Réponse (C. Bret) : Le débat théorique très riche et la fameuse division entre les hauts fonctionnaires et les universitaires est très poreuse. L’écosystème fonctionne bien.

Réponse (F. Vadillo) : L’influence est nulle sur la sphère politique. La théorisation, le débat politique y est imperméable. Le législateur est étranger au débats doctrinaux et intellectuels sur le terrorisme. La pensée était purement instrumentale.



N’y a-t-il pas une vision paradoxale entre la place de l’État et la vente d’armes ?

Réponse (F. Vadillo) : La réglementation des ventes d’armement n’est pas un critère suffisant pour favoriser ou non le terrorisme. Il n’y a pas besoin d’avoir un libéralisme politique et économique pour que le terrorisme s’en saisisse.

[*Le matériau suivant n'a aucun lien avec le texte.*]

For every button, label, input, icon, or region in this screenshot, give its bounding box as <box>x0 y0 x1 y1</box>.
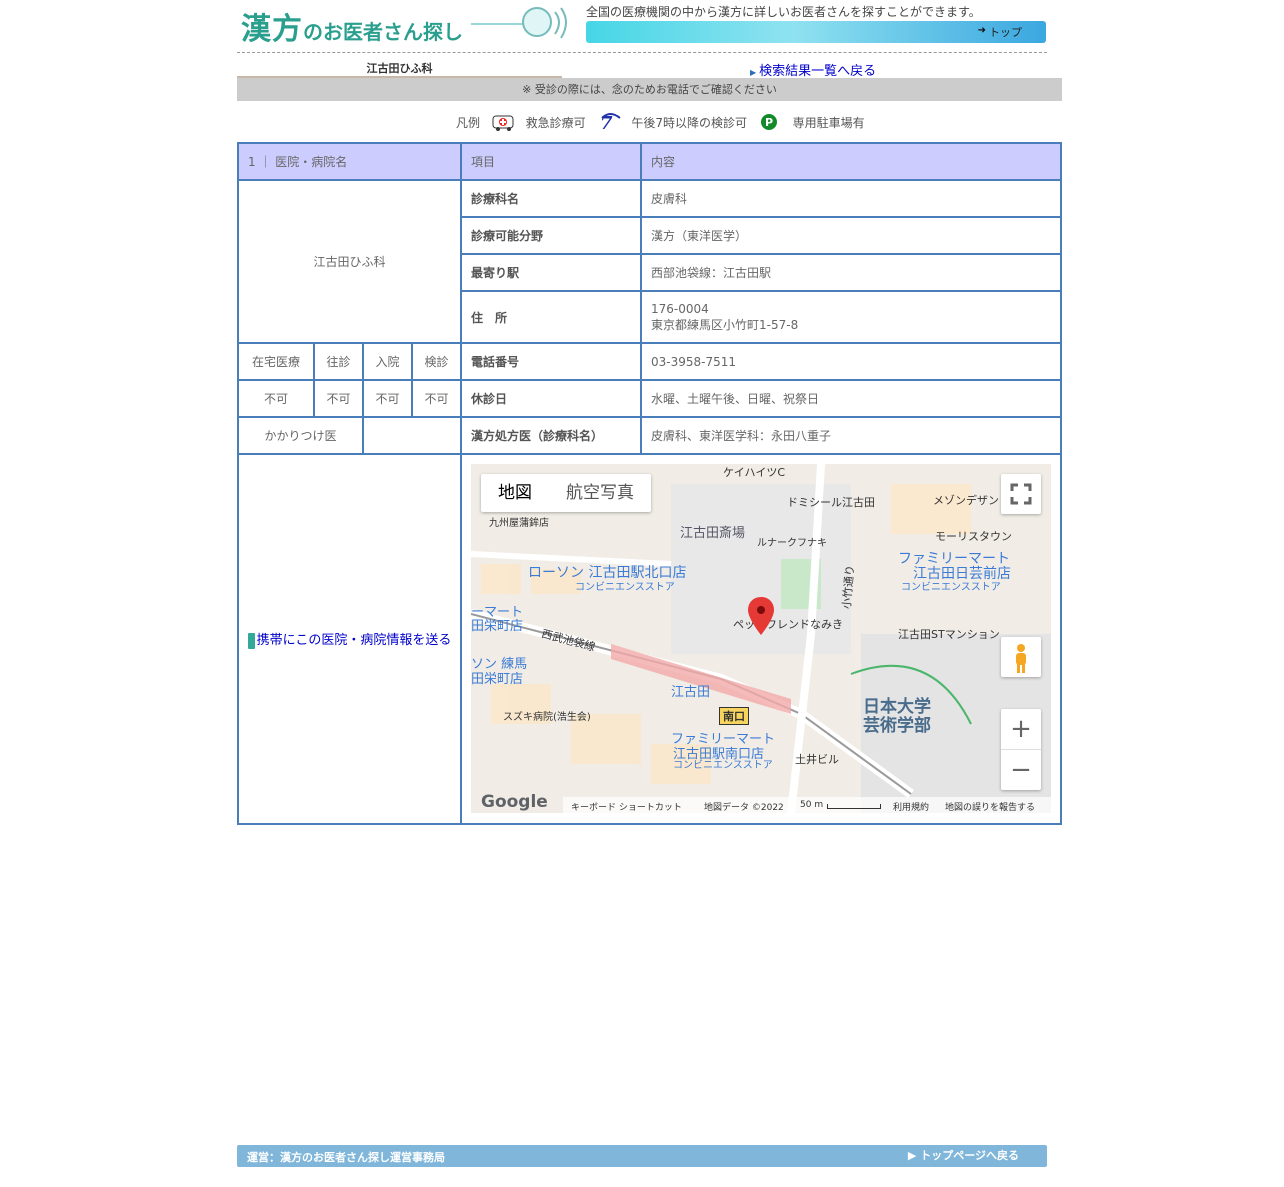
site-logo[interactable]: 漢方 のお医者さん探し <box>241 4 571 47</box>
map-label: 田栄町店 <box>471 672 524 687</box>
map-label: 九州屋蒲鉾店 <box>489 518 549 529</box>
map-data-text: 地図データ ©2022 <box>704 803 784 813</box>
row-value-field: 漢方（東洋医学） <box>640 216 1062 255</box>
triangle-right-icon: ▶ <box>750 68 757 77</box>
mobile-link-cell: 携帯にこの医院・病院情報を送る <box>237 453 462 825</box>
logo-wave-icon <box>471 7 567 39</box>
zoom-in-icon[interactable]: + <box>1001 709 1041 750</box>
map-label: 南口 <box>719 707 749 725</box>
map-label: 田栄町店 <box>471 619 524 634</box>
street-address: 東京都練馬区小竹町1-57-8 <box>651 318 799 332</box>
row-value-holiday: 水曜、土曜午後、日曜、祝祭日 <box>640 379 1062 418</box>
map-label: 芸術学部 <box>863 716 931 736</box>
pegman-icon[interactable] <box>1001 637 1041 677</box>
postal-code: 176-0004 <box>651 302 709 316</box>
keyboard-shortcuts-link[interactable]: キーボード ショートカット <box>571 800 682 813</box>
map-label: スズキ病院(浩生会) <box>503 712 591 723</box>
map-label: 江古田 <box>671 685 711 700</box>
row-label-address: 住 所 <box>460 290 642 344</box>
notice-bar: ※ 受診の際には、念のためお電話でご確認ください <box>237 78 1062 101</box>
google-map[interactable]: 地図 航空写真 ケイハイツC ドミシール江古田 メゾンデザン 九州屋蒲鉾店 江古… <box>471 464 1051 813</box>
terms-link[interactable]: 利用規約 <box>893 800 929 813</box>
row-label-field: 診療可能分野 <box>460 216 642 255</box>
row-value-department: 皮膚科 <box>640 179 1062 218</box>
map-label: コンビニエンスストア <box>673 760 773 771</box>
mobile-phone-icon <box>247 632 255 649</box>
legend: 凡例 救急診療可 7 午後7時以降の検診可 P 専用駐車場有 <box>456 112 865 134</box>
header-item: 項目 <box>460 142 642 181</box>
report-error-link[interactable]: 地図の誤りを報告する <box>945 800 1035 813</box>
service-header-visit: 往診 <box>313 342 364 381</box>
map-type-control: 地図 航空写真 <box>481 474 651 512</box>
back-to-top-link[interactable]: ▶ トップページへ戻る <box>908 1147 1019 1163</box>
row-label-station: 最寄り駅 <box>460 253 642 292</box>
scale-label: 50 m <box>800 800 824 810</box>
family-doctor-value <box>362 416 462 455</box>
clinic-name-cell: 江古田ひふ科 <box>237 179 462 344</box>
ambulance-icon <box>492 112 516 132</box>
map-label: コンビニエンスストア <box>901 582 1001 593</box>
map-label: ケイハイツC <box>723 466 786 479</box>
back-to-results-link[interactable]: ▶ 検索結果一覧へ戻る <box>750 60 876 79</box>
logo-sub-text: のお医者さん探し <box>303 20 463 44</box>
service-header-checkup: 検診 <box>411 342 462 381</box>
satellite-tab[interactable]: 航空写真 <box>549 474 651 512</box>
zoom-out-icon[interactable]: − <box>1001 750 1041 790</box>
clinic-name-tab: 江古田ひふ科 <box>237 60 562 78</box>
map-label: 江古田STマンション <box>898 628 1000 641</box>
header-divider <box>237 52 1047 53</box>
fullscreen-icon[interactable] <box>1001 474 1041 514</box>
map-pin-icon <box>748 597 774 635</box>
arrow-right-icon: ➜ <box>977 25 986 36</box>
top-banner: ➜ トップ <box>586 21 1046 43</box>
zoom-control: + − <box>1001 709 1041 790</box>
legend-title: 凡例 <box>456 115 481 130</box>
row-label-holiday: 休診日 <box>460 379 642 418</box>
legend-parking: 専用駐車場有 <box>792 115 865 130</box>
mobile-link-label: 携帯にこの医院・病院情報を送る <box>256 633 452 649</box>
map-label: モーリスタウン <box>935 530 1012 543</box>
top-link[interactable]: トップ <box>989 24 1022 40</box>
family-doctor-label: かかりつけ医 <box>237 416 364 455</box>
footer-bar: 運営：漢方のお医者さん探し運営事務局 ▶ トップページへ戻る <box>237 1145 1047 1167</box>
service-value-visit: 不可 <box>313 379 364 418</box>
row-value-kampo-doctor: 皮膚科、東洋医学科：永田八重子 <box>640 416 1062 455</box>
parking-icon: P <box>759 112 783 132</box>
map-label: メゾンデザン <box>933 494 999 507</box>
back-to-top-label: トップページへ戻る <box>920 1149 1019 1162</box>
mobile-send-link[interactable]: 携帯にこの医院・病院情報を送る <box>247 629 452 649</box>
service-header-home: 在宅医療 <box>237 342 315 381</box>
service-value-checkup: 不可 <box>411 379 462 418</box>
header-clinic-name: 1 ｜ 医院・病院名 <box>237 142 462 181</box>
row-label-kampo-doctor: 漢方処方医（診療科名） <box>460 416 642 455</box>
service-header-inpatient: 入院 <box>362 342 413 381</box>
service-value-inpatient: 不可 <box>362 379 413 418</box>
operator-text: 運営：漢方のお医者さん探し運営事務局 <box>247 1151 445 1164</box>
row-value-address: 176-0004 東京都練馬区小竹町1-57-8 <box>640 290 1062 344</box>
map-label: ルナークフナキ <box>757 538 827 549</box>
row-value-station: 西部池袋線：江古田駅 <box>640 253 1062 292</box>
map-tab[interactable]: 地図 <box>481 474 549 512</box>
logo-main-text: 漢方 <box>241 12 303 47</box>
row-value-phone: 03-3958-7511 <box>640 342 1062 381</box>
row-label-phone: 電話番号 <box>460 342 642 381</box>
google-logo: Google <box>481 792 548 812</box>
map-label: ドミシール江古田 <box>787 496 875 509</box>
legend-evening: 午後7時以降の検診可 <box>631 115 747 130</box>
map-label: 江古田斎場 <box>680 526 746 541</box>
site-intro-text: 全国の医療機関の中から漢方に詳しいお医者さんを探すことができます。 <box>586 5 981 19</box>
night-clinic-icon: 7 <box>598 112 622 134</box>
map-label: コンビニエンスストア <box>575 582 675 593</box>
scale-bar <box>827 804 881 809</box>
back-link-label: 検索結果一覧へ戻る <box>759 64 877 79</box>
row-label-department: 診療科名 <box>460 179 642 218</box>
header-content: 内容 <box>640 142 1062 181</box>
legend-emergency: 救急診療可 <box>525 115 586 130</box>
service-value-home: 不可 <box>237 379 315 418</box>
svg-text:P: P <box>765 116 773 129</box>
map-label: 土井ビル <box>795 753 839 766</box>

Réponse (C. Bret) : La vente d’armes par l’État français est différente des filières d’approvisionnement terroristes. La logique est organiciste, il faut constituer des forces armées. On peut refuser des armes conventionnelles, pour créer un effet encore plus important. Par exemple, lors de l’attentat à Madrid en 2004, les terroristes avaient employé des bâtons de dynamite. Le but est d’envoyer un message politique différent entre armes de guerre et pas d’armes de guerre : continuité des guerres du Moyen-Orient. Il y a souvent des visées différentes en fonction de l’effet que l’on veut produire : pour fabriquer une bombe, on peut utiliser de simples engrais. Utiliser des armes de guerre envoie un message différent (comme une prolongation du Moyen-Orient et des champs de bataille). C’est un message de guerre mutuelle. Si on utilise des armes blanches, ce sont des objets du quotidien, et le message sera différent : « nous sommes parmi vous ».